The MGMA has a membership of more than 60,000 medical practice administrators, executives, and leaders, and represents more than 15,000 group medical practices ranging from small private medical practices to large national health systems.
Information blocking is when a provider knowingly and unreasonably interferes with the access, exchange, or use of electronic health information except as required by law or covered by a regulatory exception.
The Office of the National Coordinator for Health Information Technology (ONC) and the Centers for Medicare and Medicaid Services’ (CMS) have proposed to establish disincentives for providers who commit information blocking under the 21st Century Cures Act.

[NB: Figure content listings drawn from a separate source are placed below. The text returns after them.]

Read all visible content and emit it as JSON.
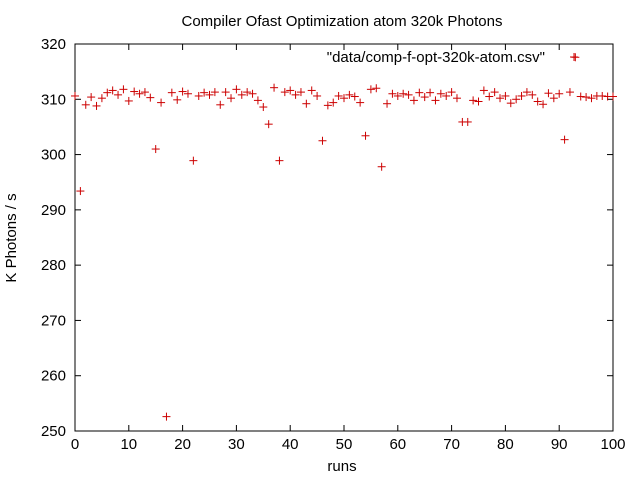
{
  "chart_data": {
    "type": "scatter",
    "title": "Compiler Ofast Optimization atom 320k Photons",
    "xlabel": "runs",
    "ylabel": "K Photons / s",
    "xlim": [
      0,
      100
    ],
    "ylim": [
      250,
      320
    ],
    "xticks": [
      "0",
      "10",
      "20",
      "30",
      "40",
      "50",
      "60",
      "70",
      "80",
      "90",
      "100"
    ],
    "yticks": [
      "250",
      "260",
      "270",
      "280",
      "290",
      "300",
      "310",
      "320"
    ],
    "legend": "top-right",
    "grid": false,
    "marker": "+",
    "color": "#cc0000",
    "series": [
      {
        "name": "\"data/comp-f-opt-320k-atom.csv\"",
        "x": [
          0,
          1,
          2,
          3,
          4,
          5,
          6,
          7,
          8,
          9,
          10,
          11,
          12,
          13,
          14,
          15,
          16,
          17,
          18,
          19,
          20,
          21,
          22,
          23,
          24,
          25,
          26,
          27,
          28,
          29,
          30,
          31,
          32,
          33,
          34,
          35,
          36,
          37,
          38,
          39,
          40,
          41,
          42,
          43,
          44,
          45,
          46,
          47,
          48,
          49,
          50,
          51,
          52,
          53,
          54,
          55,
          56,
          57,
          58,
          59,
          60,
          61,
          62,
          63,
          64,
          65,
          66,
          67,
          68,
          69,
          70,
          71,
          72,
          73,
          74,
          75,
          76,
          77,
          78,
          79,
          80,
          81,
          82,
          83,
          84,
          85,
          86,
          87,
          88,
          89,
          90,
          91,
          92,
          93,
          94,
          95,
          96,
          97,
          98,
          99,
          100
        ],
        "y": [
          310.6,
          293.4,
          309.0,
          310.4,
          308.8,
          310.2,
          311.2,
          311.6,
          310.8,
          311.8,
          309.7,
          311.4,
          311.0,
          311.3,
          310.3,
          301.0,
          309.4,
          252.6,
          311.2,
          309.9,
          311.4,
          311.0,
          298.9,
          310.6,
          311.2,
          310.8,
          311.3,
          309.0,
          311.3,
          310.2,
          311.8,
          310.8,
          311.3,
          311.0,
          309.8,
          308.6,
          305.5,
          312.1,
          298.9,
          311.3,
          311.6,
          310.8,
          311.3,
          309.2,
          311.6,
          310.6,
          302.5,
          308.9,
          309.4,
          310.6,
          310.2,
          310.8,
          310.5,
          309.4,
          303.4,
          311.8,
          312.0,
          297.8,
          309.2,
          311.0,
          310.6,
          311.0,
          310.8,
          309.8,
          311.2,
          310.4,
          311.2,
          309.8,
          311.0,
          310.6,
          311.3,
          310.2,
          305.9,
          305.9,
          309.8,
          309.6,
          311.6,
          310.5,
          311.3,
          310.2,
          310.6,
          309.3,
          310.0,
          310.6,
          311.3,
          310.8,
          309.6,
          309.1,
          311.1,
          310.2,
          311.0,
          302.7,
          311.3,
          317.6,
          310.5,
          310.4,
          310.2,
          310.6,
          310.6,
          310.5,
          310.5
        ]
      }
    ]
  }
}
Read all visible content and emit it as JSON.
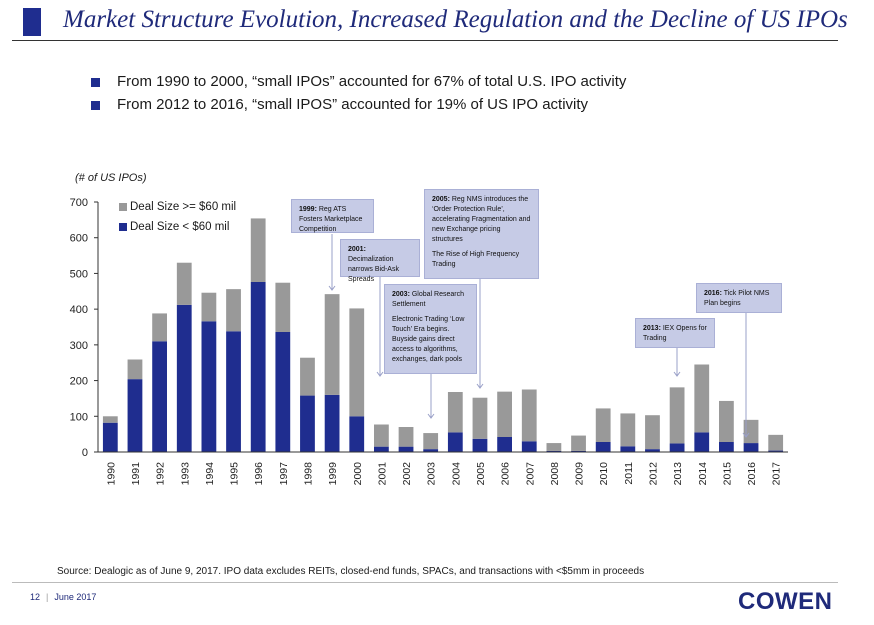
{
  "header": {
    "title": "Market Structure Evolution, Increased Regulation and the Decline of US IPOs"
  },
  "bullets": [
    "From 1990 to 2000, “small IPOs” accounted for 67% of total U.S. IPO activity",
    "From 2012 to 2016, “small IPOS” accounted for 19% of US IPO activity"
  ],
  "colors": {
    "large": "#999999",
    "small": "#1f2d8f",
    "brand": "#1f2a7a",
    "note_bg": "#c6cbe6"
  },
  "chart_data": {
    "type": "bar",
    "stacked": true,
    "unit_label": "(# of US IPOs)",
    "categories": [
      "1990",
      "1991",
      "1992",
      "1993",
      "1994",
      "1995",
      "1996",
      "1997",
      "1998",
      "1999",
      "2000",
      "2001",
      "2002",
      "2003",
      "2004",
      "2005",
      "2006",
      "2007",
      "2008",
      "2009",
      "2010",
      "2011",
      "2012",
      "2013",
      "2014",
      "2015",
      "2016",
      "2017"
    ],
    "series": [
      {
        "name": "Deal Size < $60 mil",
        "values": [
          82,
          204,
          310,
          412,
          366,
          338,
          476,
          336,
          158,
          160,
          100,
          15,
          15,
          8,
          55,
          37,
          42,
          30,
          3,
          3,
          28,
          16,
          8,
          24,
          55,
          28,
          25,
          4
        ]
      },
      {
        "name": "Deal Size >= $60 mil",
        "values": [
          18,
          55,
          78,
          118,
          80,
          118,
          178,
          138,
          106,
          282,
          302,
          62,
          55,
          45,
          113,
          115,
          127,
          145,
          22,
          43,
          94,
          92,
          95,
          157,
          190,
          115,
          65,
          44
        ]
      }
    ],
    "ylim": [
      0,
      700
    ],
    "yticks": [
      0,
      100,
      200,
      300,
      400,
      500,
      600,
      700
    ],
    "legend": [
      "Deal Size >= $60 mil",
      "Deal Size < $60 mil"
    ],
    "annotations": [
      {
        "year": "1999",
        "bold": "1999:",
        "text": "Reg ATS Fosters Marketplace Competition"
      },
      {
        "year": "2001",
        "bold": "2001:",
        "text": "Decimalization narrows Bid-Ask Spreads"
      },
      {
        "year": "2003",
        "bold": "2003:",
        "text": "Global Research Settlement",
        "extra": "Electronic Trading ‘Low Touch’ Era begins. Buyside gains direct access to algorithms, exchanges, dark pools"
      },
      {
        "year": "2005",
        "bold": "2005:",
        "text": "Reg NMS introduces the ‘Order Protection Rule’, accelerating Fragmentation and new Exchange pricing structures",
        "extra": "The Rise of High Frequency Trading"
      },
      {
        "year": "2013",
        "bold": "2013:",
        "text": "IEX Opens for Trading"
      },
      {
        "year": "2016",
        "bold": "2016:",
        "text": "Tick Pilot NMS Plan begins"
      }
    ]
  },
  "footer": {
    "source": "Source:  Dealogic as of June 9, 2017. IPO data excludes REITs, closed-end funds, SPACs, and transactions with <$5mm in proceeds",
    "page": "12",
    "date": "June 2017",
    "logo": "COWEN"
  }
}
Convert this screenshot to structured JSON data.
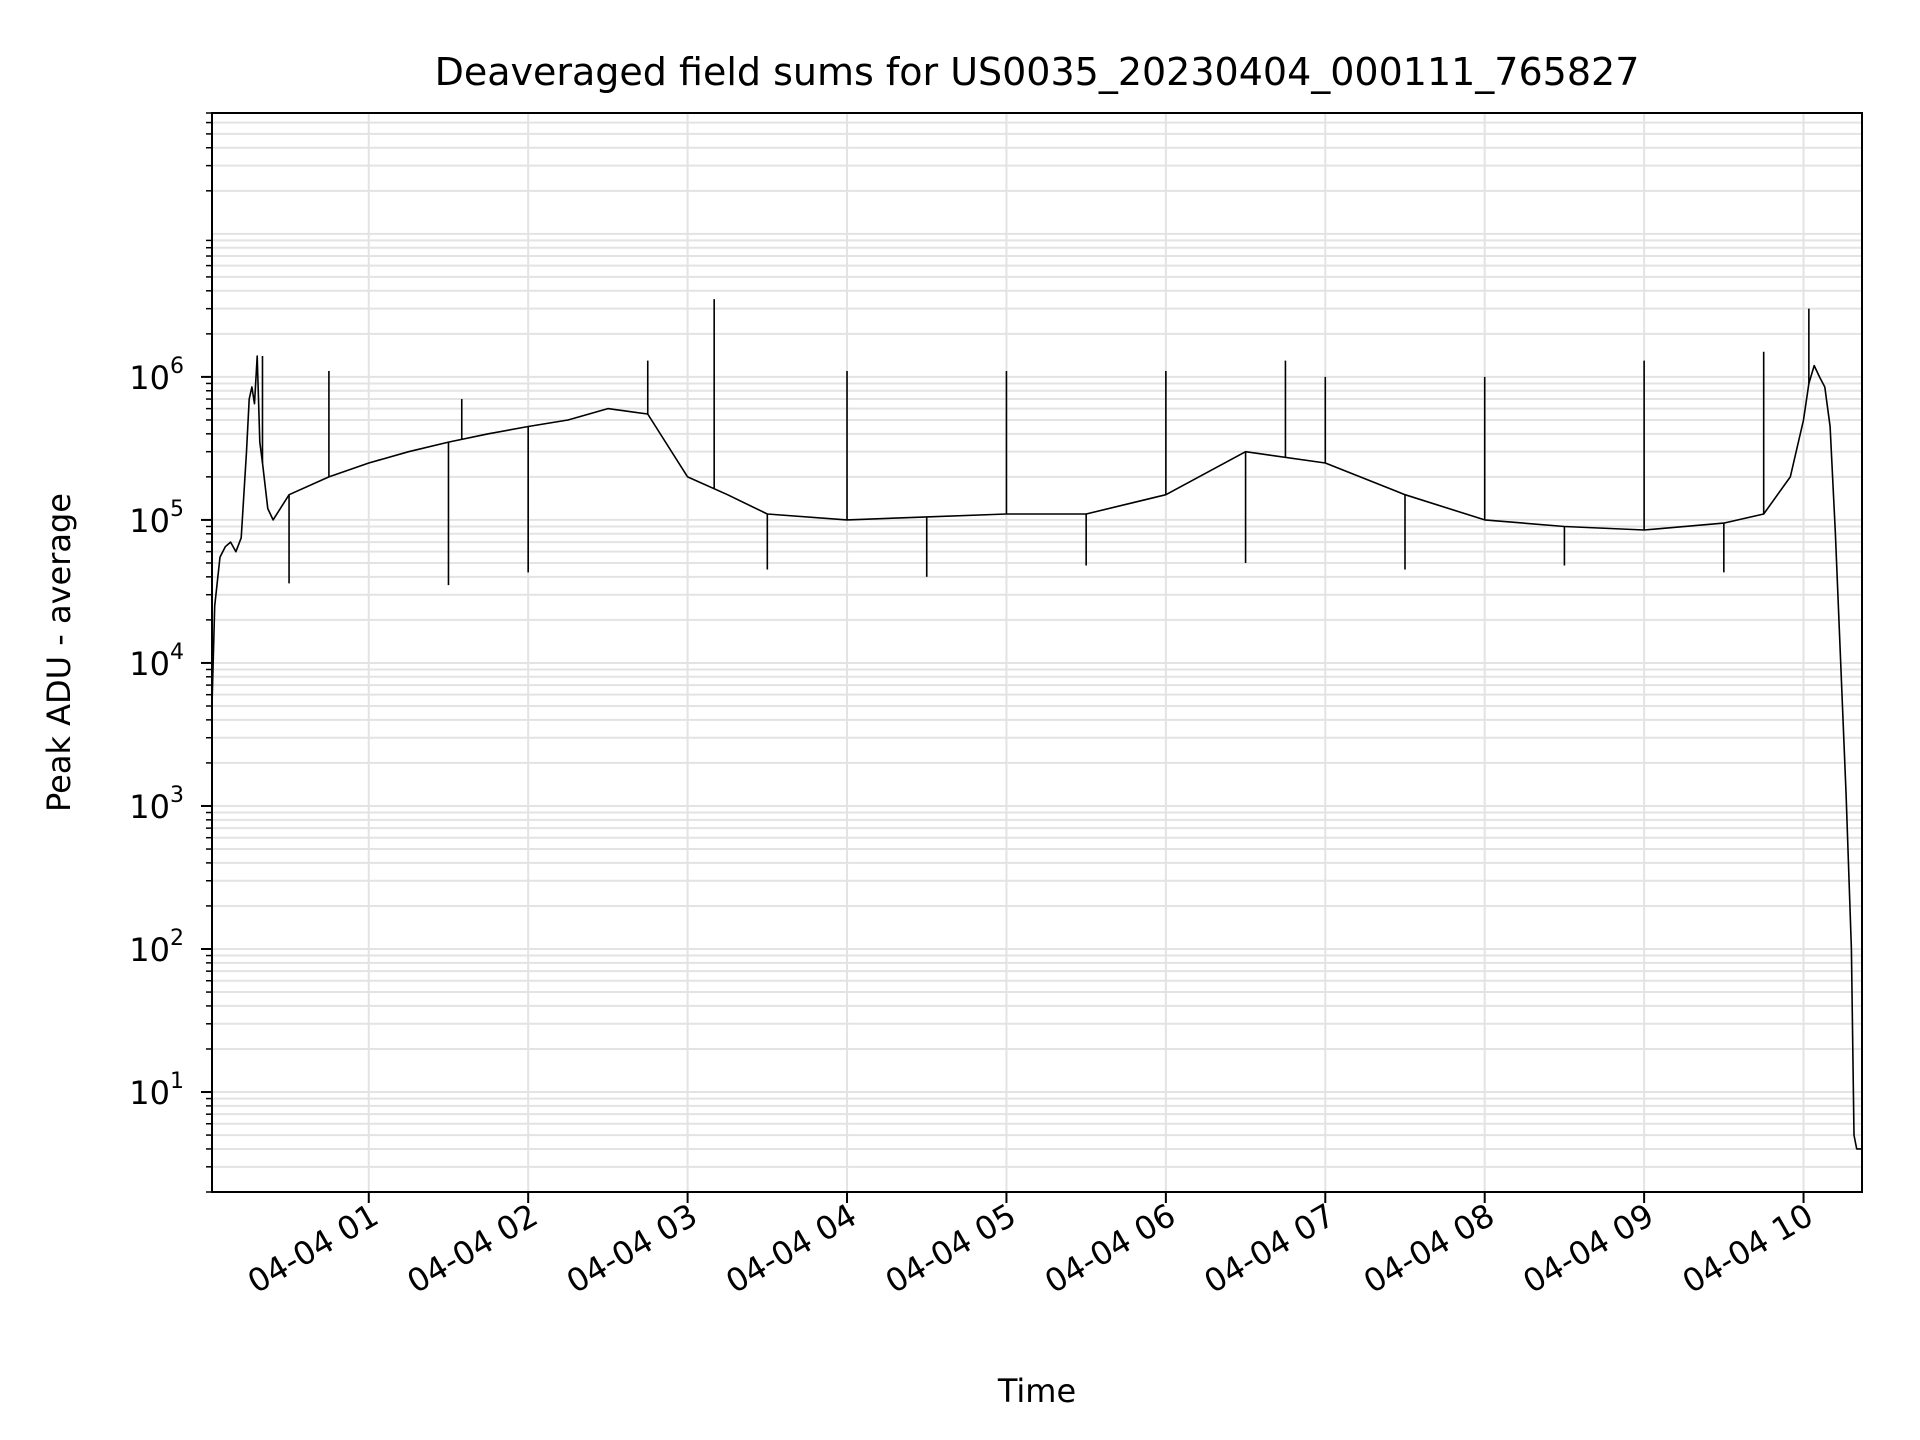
{
  "chart_data": {
    "type": "line",
    "title": "Deaveraged field sums for US0035_20230404_000111_765827",
    "xlabel": "Time",
    "ylabel": "Peak ADU - average",
    "yscale": "log",
    "ylim": [
      2,
      70000000
    ],
    "xlim": [
      "2023-04-04 00:01",
      "2023-04-04 10:22"
    ],
    "grid": true,
    "x_ticks": [
      {
        "value": "2023-04-04 01:00",
        "label": "04-04 01"
      },
      {
        "value": "2023-04-04 02:00",
        "label": "04-04 02"
      },
      {
        "value": "2023-04-04 03:00",
        "label": "04-04 03"
      },
      {
        "value": "2023-04-04 04:00",
        "label": "04-04 04"
      },
      {
        "value": "2023-04-04 05:00",
        "label": "04-04 05"
      },
      {
        "value": "2023-04-04 06:00",
        "label": "04-04 06"
      },
      {
        "value": "2023-04-04 07:00",
        "label": "04-04 07"
      },
      {
        "value": "2023-04-04 08:00",
        "label": "04-04 08"
      },
      {
        "value": "2023-04-04 09:00",
        "label": "04-04 09"
      },
      {
        "value": "2023-04-04 10:00",
        "label": "04-04 10"
      }
    ],
    "y_ticks": [
      {
        "value": 10,
        "base": "10",
        "exp": "1"
      },
      {
        "value": 100,
        "base": "10",
        "exp": "2"
      },
      {
        "value": 1000,
        "base": "10",
        "exp": "3"
      },
      {
        "value": 10000,
        "base": "10",
        "exp": "4"
      },
      {
        "value": 100000,
        "base": "10",
        "exp": "5"
      },
      {
        "value": 1000000,
        "base": "10",
        "exp": "6"
      }
    ],
    "series": [
      {
        "color": "#000000",
        "x": [
          "2023-04-04 00:01",
          "2023-04-04 00:02",
          "2023-04-04 00:04",
          "2023-04-04 00:06",
          "2023-04-04 00:08",
          "2023-04-04 00:10",
          "2023-04-04 00:12",
          "2023-04-04 00:14",
          "2023-04-04 00:15",
          "2023-04-04 00:16",
          "2023-04-04 00:17",
          "2023-04-04 00:18",
          "2023-04-04 00:19",
          "2023-04-04 00:20",
          "2023-04-04 00:22",
          "2023-04-04 00:24",
          "2023-04-04 00:30",
          "2023-04-04 00:45",
          "2023-04-04 01:00",
          "2023-04-04 01:15",
          "2023-04-04 01:30",
          "2023-04-04 01:45",
          "2023-04-04 02:00",
          "2023-04-04 02:15",
          "2023-04-04 02:30",
          "2023-04-04 02:45",
          "2023-04-04 03:00",
          "2023-04-04 03:15",
          "2023-04-04 03:30",
          "2023-04-04 04:00",
          "2023-04-04 04:30",
          "2023-04-04 05:00",
          "2023-04-04 05:30",
          "2023-04-04 06:00",
          "2023-04-04 06:30",
          "2023-04-04 07:00",
          "2023-04-04 07:30",
          "2023-04-04 08:00",
          "2023-04-04 08:30",
          "2023-04-04 09:00",
          "2023-04-04 09:30",
          "2023-04-04 09:45",
          "2023-04-04 09:55",
          "2023-04-04 10:00",
          "2023-04-04 10:02",
          "2023-04-04 10:04",
          "2023-04-04 10:06",
          "2023-04-04 10:08",
          "2023-04-04 10:10",
          "2023-04-04 10:12",
          "2023-04-04 10:14",
          "2023-04-04 10:16",
          "2023-04-04 10:18",
          "2023-04-04 10:19",
          "2023-04-04 10:20",
          "2023-04-04 10:21",
          "2023-04-04 10:22"
        ],
        "y": [
          5000,
          25000,
          55000,
          65000,
          70000,
          60000,
          75000,
          300000,
          700000,
          850000,
          650000,
          1400000,
          350000,
          250000,
          120000,
          100000,
          150000,
          200000,
          250000,
          300000,
          350000,
          400000,
          450000,
          500000,
          600000,
          550000,
          200000,
          150000,
          110000,
          100000,
          105000,
          110000,
          110000,
          150000,
          300000,
          250000,
          150000,
          100000,
          90000,
          85000,
          95000,
          110000,
          200000,
          500000,
          900000,
          1200000,
          1000000,
          850000,
          450000,
          80000,
          10000,
          1200,
          100,
          5,
          4,
          4,
          4
        ]
      }
    ],
    "spikes": {
      "x": [
        "2023-04-04 00:20",
        "2023-04-04 00:45",
        "2023-04-04 01:35",
        "2023-04-04 02:45",
        "2023-04-04 03:10",
        "2023-04-04 04:00",
        "2023-04-04 05:00",
        "2023-04-04 06:00",
        "2023-04-04 06:45",
        "2023-04-04 07:00",
        "2023-04-04 08:00",
        "2023-04-04 09:00",
        "2023-04-04 09:45",
        "2023-04-04 10:02"
      ],
      "y": [
        1400000,
        1100000,
        700000,
        1300000,
        3500000,
        1100000,
        1100000,
        1100000,
        1300000,
        1000000,
        1000000,
        1300000,
        1500000,
        3000000
      ]
    },
    "dips": {
      "x": [
        "2023-04-04 00:30",
        "2023-04-04 01:30",
        "2023-04-04 02:00",
        "2023-04-04 03:30",
        "2023-04-04 04:30",
        "2023-04-04 05:30",
        "2023-04-04 06:30",
        "2023-04-04 07:30",
        "2023-04-04 08:30",
        "2023-04-04 09:30"
      ],
      "y": [
        36000,
        35000,
        43000,
        45000,
        40000,
        48000,
        50000,
        45000,
        48000,
        43000
      ]
    }
  }
}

In their letter to ONC and CMS, MGMA argues that a corrective action process that allows for providers to rectify offending conduct would most efficiently promote interoperability without dissuading providers from participating in Medicare due to severe financial disincentives. “Properly allowing providers to correct offending conduct by using education and guidance would best facilitate information sharing,” MGMA said.
The organization suggested that regulators institute an equitable and accessible appeals process for all providers.
MGMA also said it would be a mistake to institute punitive disincentives for providers participating in the Merit-based Incentive Payment System (MIPS) by zeroing out the promoting interoperability (PI) category. “The substantial administrative burden and difficulties medical groups face under the MIPS program will be exacerbated should the agencies move forward with this penalty,” the letter said. A MIPS-eligible clinician would automatically receive at minimum a neutral adjustment due to this policy if they have a perfect score in every other performance category; should the performance threshold increase in future years, this would result in an automatic negative adjustment.
Similarly, MGMA does not support moving forward with removing accountable care organizations (ACOs) and providers participating in ACOs from the Medicare Shared Savings Program (MSSP). “In addition to causing significant administrative and financial barriers, this proposal goes against the agencies’ intention to promote value-based care and undermines providers ability to succeed in MSSP,” MGMA said. “There are myriad negative effects that would result from exclusion such as harming the ability of ACOs to leverage their infrastructure to reduce costs and improve care, damaging vital data collection, increased administrative and financial burdens, and more.”
MGMA said it would like to see increased transparency throughout the process and coordination with other federal agencies to ensure there is a comprehensive strategy that would best promote information sharing by providing guidance and technical assistance to providers. The organization recommends that the Department of Health and Human Services maintain central oversight of all aspects of information blocking and coordinate actions between the different agencies. “More clarity is needed about how the program operates, the applicability of exceptions, and how it intersects with state laws,” the letter stated.